University College of the North (UCN) sent out an email to staff and students Oct. 13 advising that they had been informed by public health that there was a confirmed case of COVID-19 in someone connected to the Thompson campus, who was present on campus Oct. 5 while they may have been infectious. Public health investigations to identify people who may have potentially been exposed began when the case was confirmed and anyone identified as a close contact of the person who tested positive will be contacted by public health.

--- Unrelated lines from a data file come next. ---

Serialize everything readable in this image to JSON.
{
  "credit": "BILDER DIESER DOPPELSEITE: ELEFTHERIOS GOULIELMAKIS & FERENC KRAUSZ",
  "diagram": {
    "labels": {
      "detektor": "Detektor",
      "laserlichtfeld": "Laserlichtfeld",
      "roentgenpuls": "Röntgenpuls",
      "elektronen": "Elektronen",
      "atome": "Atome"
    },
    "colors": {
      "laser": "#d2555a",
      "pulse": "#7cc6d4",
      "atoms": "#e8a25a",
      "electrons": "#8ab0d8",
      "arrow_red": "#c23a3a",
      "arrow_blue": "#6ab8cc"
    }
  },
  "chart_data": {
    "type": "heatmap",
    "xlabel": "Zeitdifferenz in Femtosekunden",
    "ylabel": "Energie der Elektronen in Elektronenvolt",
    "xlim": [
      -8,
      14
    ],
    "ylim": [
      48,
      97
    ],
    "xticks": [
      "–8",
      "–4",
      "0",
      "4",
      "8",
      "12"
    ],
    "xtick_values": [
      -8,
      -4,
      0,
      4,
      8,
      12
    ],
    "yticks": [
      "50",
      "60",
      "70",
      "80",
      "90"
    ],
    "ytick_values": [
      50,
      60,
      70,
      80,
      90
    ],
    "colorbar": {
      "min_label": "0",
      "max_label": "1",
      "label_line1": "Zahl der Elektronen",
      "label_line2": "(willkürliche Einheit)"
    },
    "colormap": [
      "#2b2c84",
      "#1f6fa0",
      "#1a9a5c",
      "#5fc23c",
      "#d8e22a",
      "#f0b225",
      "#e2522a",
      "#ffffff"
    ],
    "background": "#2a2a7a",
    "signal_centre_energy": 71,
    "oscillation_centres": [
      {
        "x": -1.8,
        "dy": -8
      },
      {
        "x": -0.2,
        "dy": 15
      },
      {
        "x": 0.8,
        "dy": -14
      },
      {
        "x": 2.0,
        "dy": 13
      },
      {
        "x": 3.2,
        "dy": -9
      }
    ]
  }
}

There are currently 21 active cases of COVID-19 in the NRHA, including eight in the Shamattawa/York Factory/Tataskweyak/Split Lake health district that have not yet been declared recovered by Manitoba public health, though York Factory First Nation Chief Leroy Constant said last week that the family in York Landing that had tested positive for the virus were considered recovered, though they planned to self-isolate for another week. There is also one active case in the Lynn Lake/Marcel Colomb First Nation/Leaf Rapids/O-Pipon-Na-Piwin/Suth Indian Lake region and two in the Bunibonibee/Oxford House/Manto Sipi/God’s River/God’s Lake health district, as well as two from unknown districts, which may be people who have moved out of the north and not updated their addresses or residents from outside the north who were tested at Northern Manitoba testing sites. Although the total number of cases in the NRHA since the pandemic began is officially 29, the province’s online dashboard shows that there have been a total of 30, including three unknown district cases.
Three NRHA residents were in hospital due to the virus as of Oct. 14, none of them in intensive care.